I was on my own when I reached the canal and saw that the bridge had been taken away. Another one, further down the canal, had been removed as well, but the old stone bridge off to the right was still there. Evidently, Ellen's detour had taken her across it because she was now on the other side of the canal, cycling towards me. I realised that she couldn't see that the bridge had gone and shouted to her to stop. She couldn't hear me -- or ignored me -- and cycled straight into the canal. As always seems to be the case when some low-level slapstick occurs in my dreams, I stood by, laughing helplessly.
I woke Ellen up by laughing in my sleep. She woke me up to find out what was so funny but seemed somehow unimpressed when I told her...
Notes for Freudian Analysis
We were visiting Ellen's sister in Oxford at the weekend. Yesterday afternoon, I was talking to her about how my plan to use Ellen's bike to cycle to work when the Parliament moves to Holyrood seemed like a good idea until I thought of the all-uphill journey home every night.
Later that night, walking home, Ellen and I stopped to look at the canal, which has just been refilled with water following some nearby construction work.

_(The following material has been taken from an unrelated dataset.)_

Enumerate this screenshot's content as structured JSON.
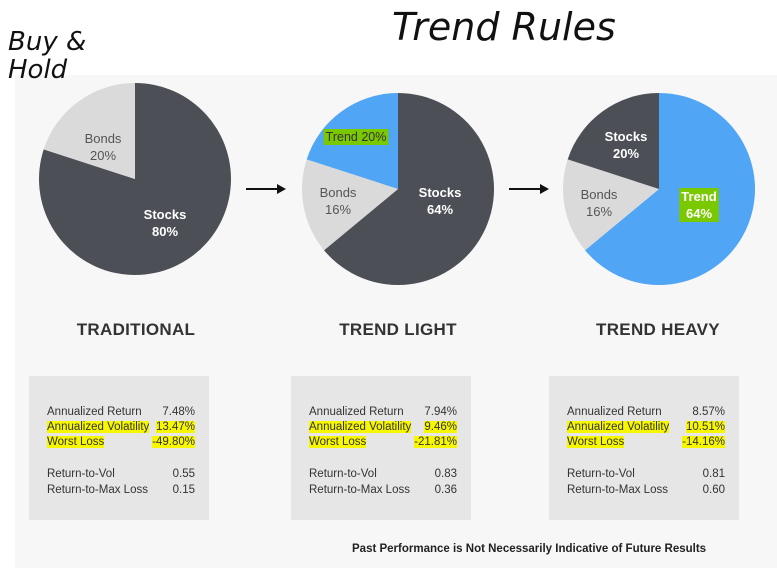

Freud would no doubt note that the bike appears to be connected in my mind to my future at work and find it significant that, in my dream, it is Ellen who has control of this symbol of career advancement while I merely trudge slowly up a hill that leads back to my house. Thus, Freud might suggest, I acknowledge my lack of ambition in my place of work relative to Ellen's in hers.
If that interpretation is correct, Ellen's tumble into the canal would fit with Freud's understanding of dreams as being the place where we are able to express emotions and thoughts that we will not allow ourselves to recognise consciously. Could it be that my id finds comfort in the idea of Ellen failing in her course of action? Do I, at some level, think that that would justify my lack of any course of action whatsoever?
Freud is a genius, so he's probably right, but if so, I must be an absolute louse!